Rabu, 13 Mei 2015 - 09:23 WIB
Dua Pasang Hati
Dua Pasang Hati
A A A
Keenan menyunggingkan senyum simpul kepada Lara, seolah dia merasa puas ketika melihat Lara emosi karena ucapannya.

Lantas Dodo dan Silvia hampir saja hilang nyawa mendengar Lara berteriak-teriak pada dokter itu. Ada apa sih di antara keduanya? Pasti ini mantannya Mbak Lara, pikir Silvia, yang juga sependapat dengan Dodo. Pasalnya, keduanya sama sekali nggak akur, walaupun sebenarnya menurut Silvia, dokter itu sepertinya cocok dengan Lara.

”Dodo, Silvia. Ayo cepet, kita pergi dari sini. Saya lama-lama bisa kena darah tinggi kalo liat tampang dokter tadi!” perintah Lara kesal. Ia segera meninggalkan Keenan yang sudah naik lebih dulu. Dada Lara begitu sesak ketika sampai di mobil. Tubuhnya mengeluarkan aura panas sejak bertemu Keenan tadi, bahkan jantungnya tadi belum berhenti berdetak lebih cepat.
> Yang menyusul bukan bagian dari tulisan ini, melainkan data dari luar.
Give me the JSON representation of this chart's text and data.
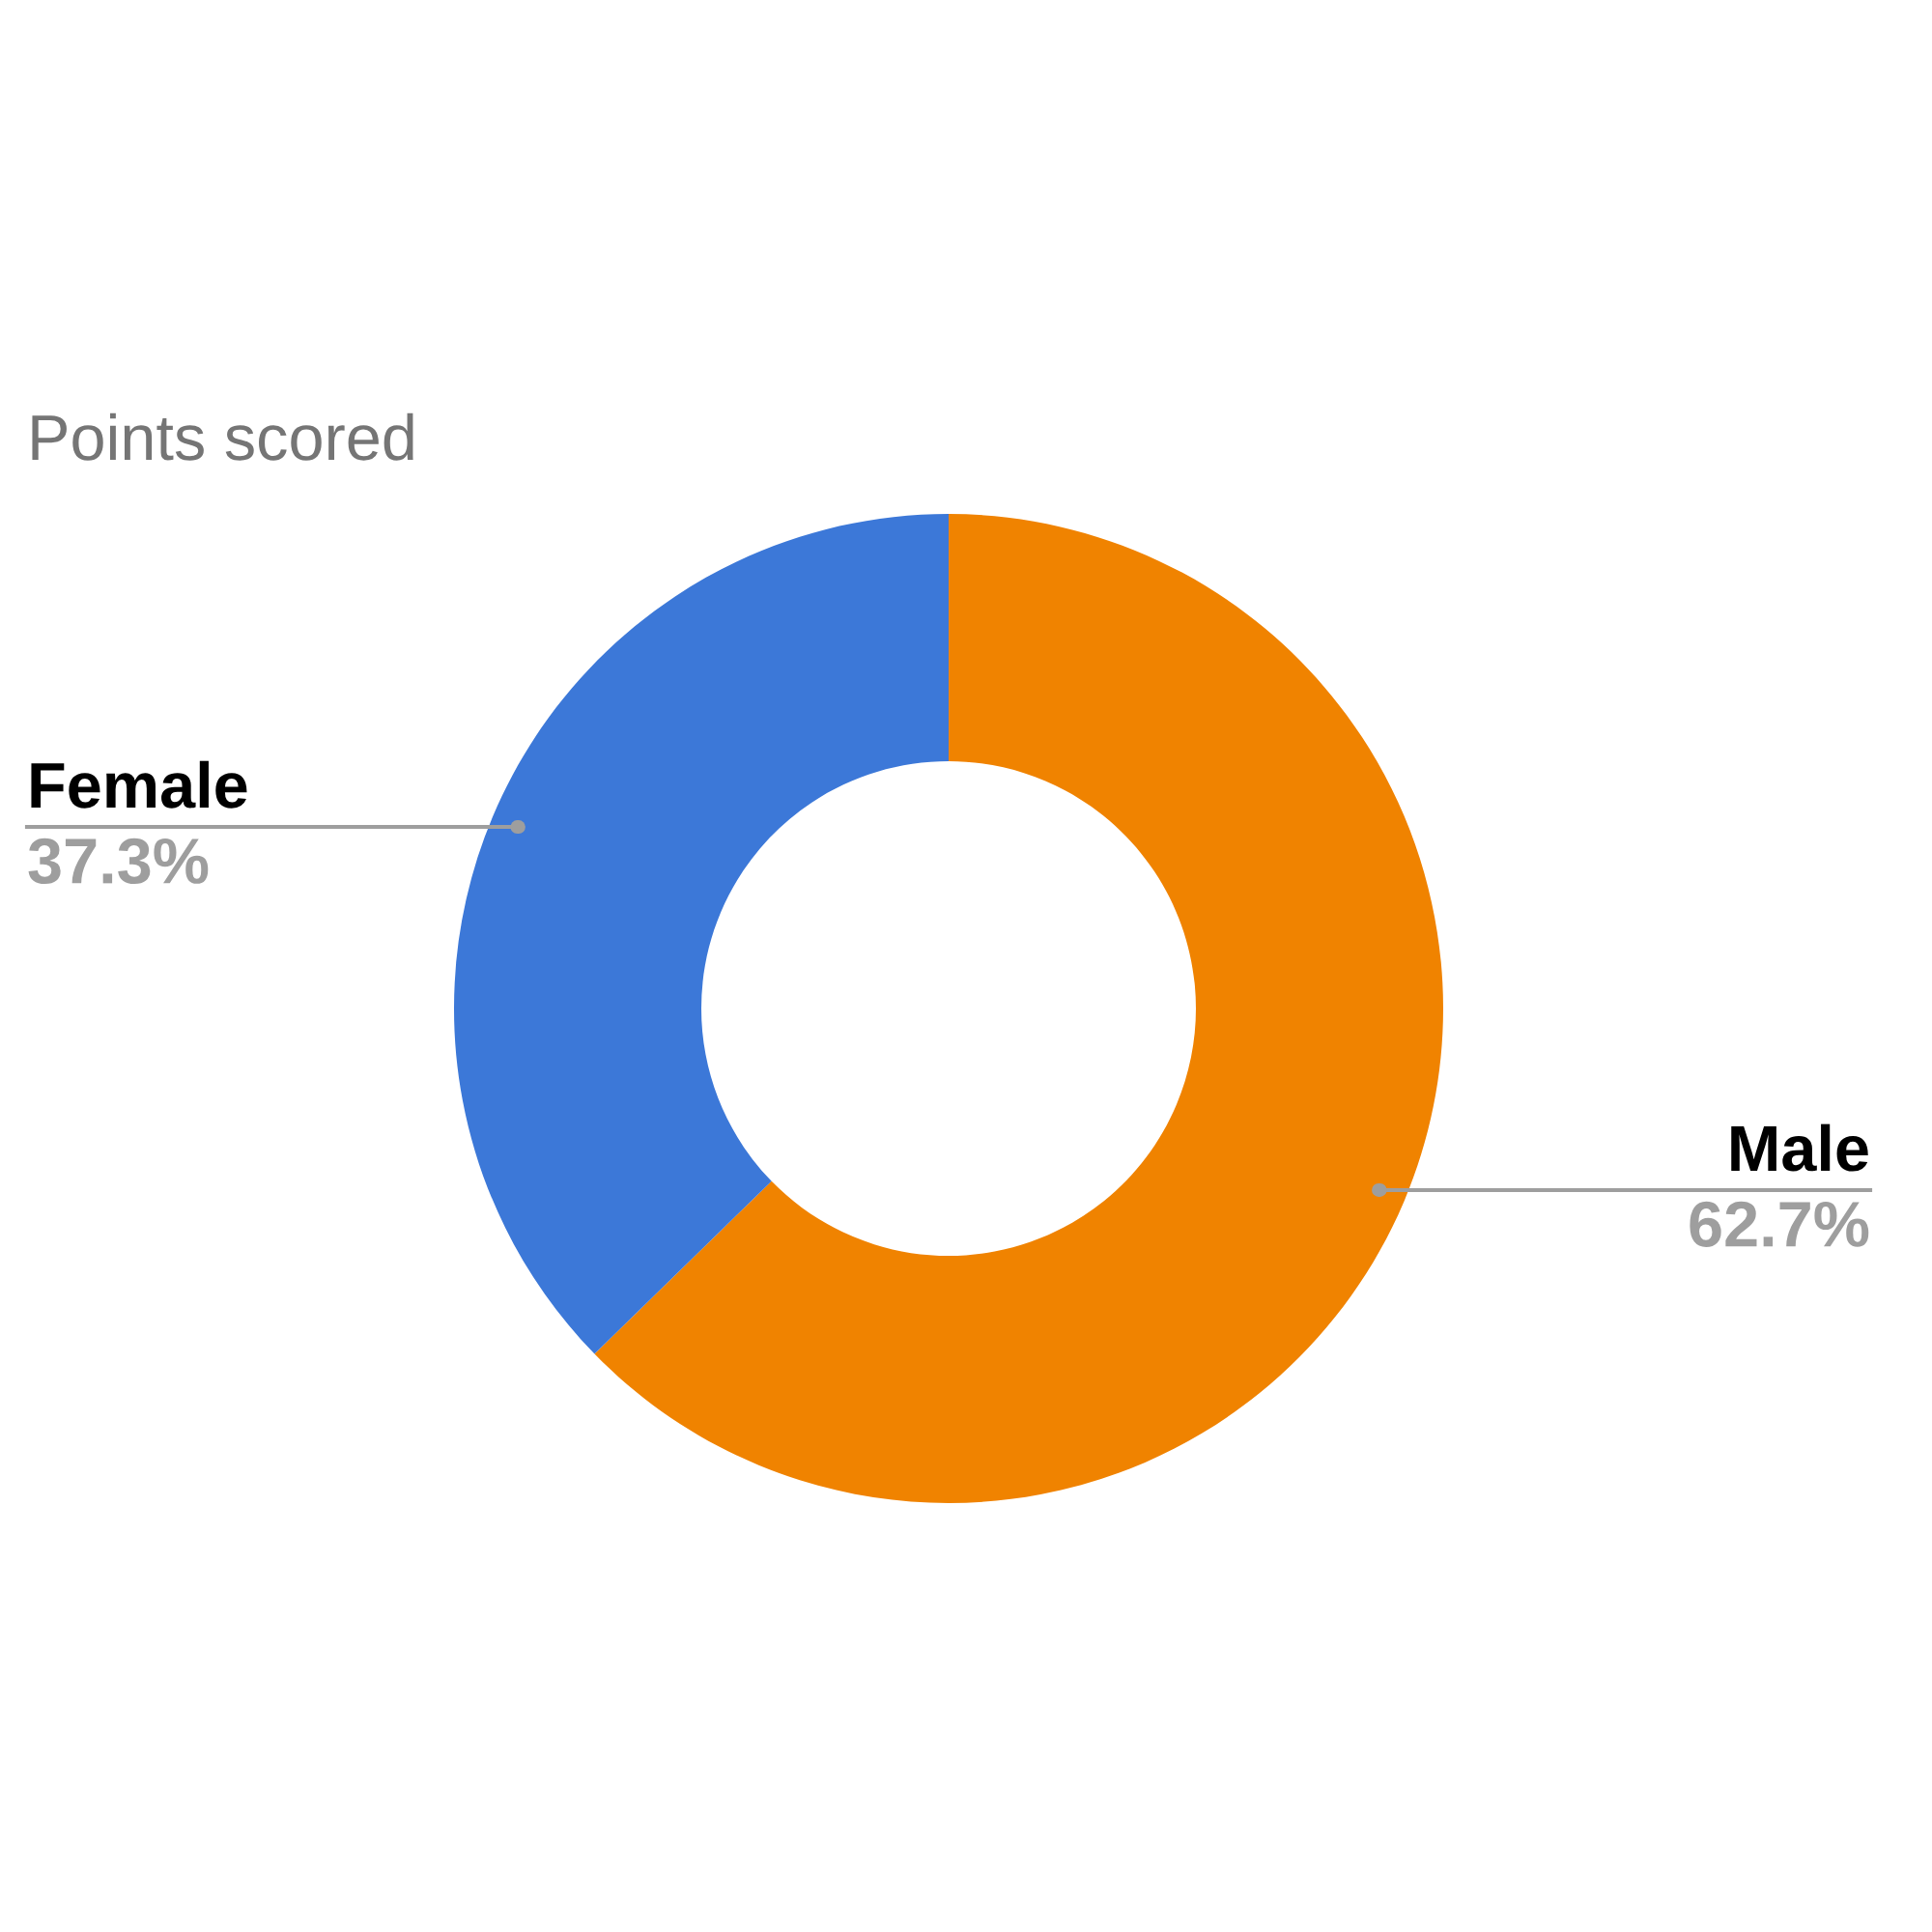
{
  "chart_data": {
    "type": "donut",
    "title": "Points scored",
    "categories": [
      "Male",
      "Female"
    ],
    "values": [
      62.7,
      37.3
    ],
    "colors": [
      "#f08300",
      "#3c78d8"
    ],
    "value_labels": [
      "62.7%",
      "37.3%"
    ]
  }
}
Entah kenapa, Lara nggak bisa melupakan peristiwa yang seharusnya menggelikan baginya.

Gejolak hatinya nggak mampu menolak, saat-saat Keenan menariknya ke dalam tubuh atletis cowok itu. Matanya seakan menagih untuk kembali melihat jakun naik turun milik Keenan. Masih terbayang olehnya ketika Keenan mengalihkan matanya pada Lara, bisa dirasakan napas Lara seakan naik turun karenanya. Entah mengapa dia bisa seperti itu, ditambah lagi jemari besar laki-laki yang empat tahun lebih tua darinya itu, menggenggam tangannya.

Lara tidak pernah menyangka jika telapak tangan Keenan memberikan kehangatan, ketika mereka bersentuhan secara tak sengaja tadi. Tak hanya itu, Lara merasa aneh pada dirinya sendiri. Seolah apa yang telah dilakukan pria tadi itu, benar-benar membuatnya merasa aman, dibalik tubuh besarnya itu. Seolah ia ingin kembali membenamkan tubuh rapuhnya pada tubuh cowok itu.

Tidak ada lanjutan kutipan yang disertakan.